In the above, neighborhoods are assumed a fortiori open.
I have not assumed $G$ abelian, but feel free to do so if it changes the answer.
Some observations on counterexamples
The discrete topology is not a counterexample: take $V=\{e\}$. Similarly, for the indiscrete topology, $V=U=G$.
One possible route is to look for an arithmetic obstruction. $C_3$ is not a counterexample because it is discrete, but perhaps if $\{g:\nexists x(x^2=g)\}$ is dense in $U$, then there exists no $V$? (One line of inquiry suggested by this nonexample is to considere $C_3^{\omega}$ with the product topology.)
Obviously, the argument for $\mathbb{R}^n$ goes through immediately if $G$ is locally metrizable. By Nagata-Smirnov, that means that a (hypothetical) counterexample violates regularity, Hausdorffness, or $\sigma$-local finitude in $U$.
Checking Steen & Seebach for metrization counterexamples doesn't really help: most don't have a natural group structure. The remainder are the Long Line (45), the converging rational topology (65), $\beta\mathbb{Z}$ (111), and the radial interval topology (141). All of these violate metrizability by having neighborhoods of the origin that are "too large" (i.e. not $\sigma$-locally finite), but that's the wrong place to look. If $V$ is large, then so is $U$. Instead, counterexamples should arise from groups that are not Hausdorff.
Yes, this is almost immediate from the definition of a topological group.
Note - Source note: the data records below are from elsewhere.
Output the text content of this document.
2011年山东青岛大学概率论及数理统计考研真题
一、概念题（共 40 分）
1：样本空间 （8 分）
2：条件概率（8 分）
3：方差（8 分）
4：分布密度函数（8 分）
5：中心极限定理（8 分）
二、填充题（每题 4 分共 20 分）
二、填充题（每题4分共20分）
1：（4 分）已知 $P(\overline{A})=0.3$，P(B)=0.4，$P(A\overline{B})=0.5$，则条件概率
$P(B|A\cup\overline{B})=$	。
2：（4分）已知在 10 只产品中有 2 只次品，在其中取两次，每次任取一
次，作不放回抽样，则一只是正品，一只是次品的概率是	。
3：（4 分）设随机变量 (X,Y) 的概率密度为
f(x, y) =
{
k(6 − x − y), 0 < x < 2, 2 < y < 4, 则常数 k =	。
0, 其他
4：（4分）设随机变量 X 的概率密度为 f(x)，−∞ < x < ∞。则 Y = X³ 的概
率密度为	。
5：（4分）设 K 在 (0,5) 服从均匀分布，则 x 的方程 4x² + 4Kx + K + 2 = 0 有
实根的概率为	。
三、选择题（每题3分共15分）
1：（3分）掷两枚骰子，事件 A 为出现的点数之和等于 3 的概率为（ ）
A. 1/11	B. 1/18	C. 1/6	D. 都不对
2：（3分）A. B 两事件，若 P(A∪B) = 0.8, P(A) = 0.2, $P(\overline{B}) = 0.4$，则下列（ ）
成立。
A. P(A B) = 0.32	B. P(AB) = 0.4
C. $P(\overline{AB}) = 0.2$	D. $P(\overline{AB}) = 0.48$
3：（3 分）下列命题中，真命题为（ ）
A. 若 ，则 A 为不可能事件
The map $f:G\times G\to G$ defined by $f(g,h)=gh^{-1}$ is continuous (since the group product and inverse maps are continuous). Since $U$ is a neighborhood of $e$ and $f(e,e)=e$, this means $f^{-1}(U)$ is a neighborhood of $(e,e)$. That is, there exist neighborhoods $V_1$ and $V_2$ of $e$ such that $V_1\times V_2\subseteq f^{-1}(U)$. The set $V=V_1\cap V_2\cap U$ then satisfies your requirements.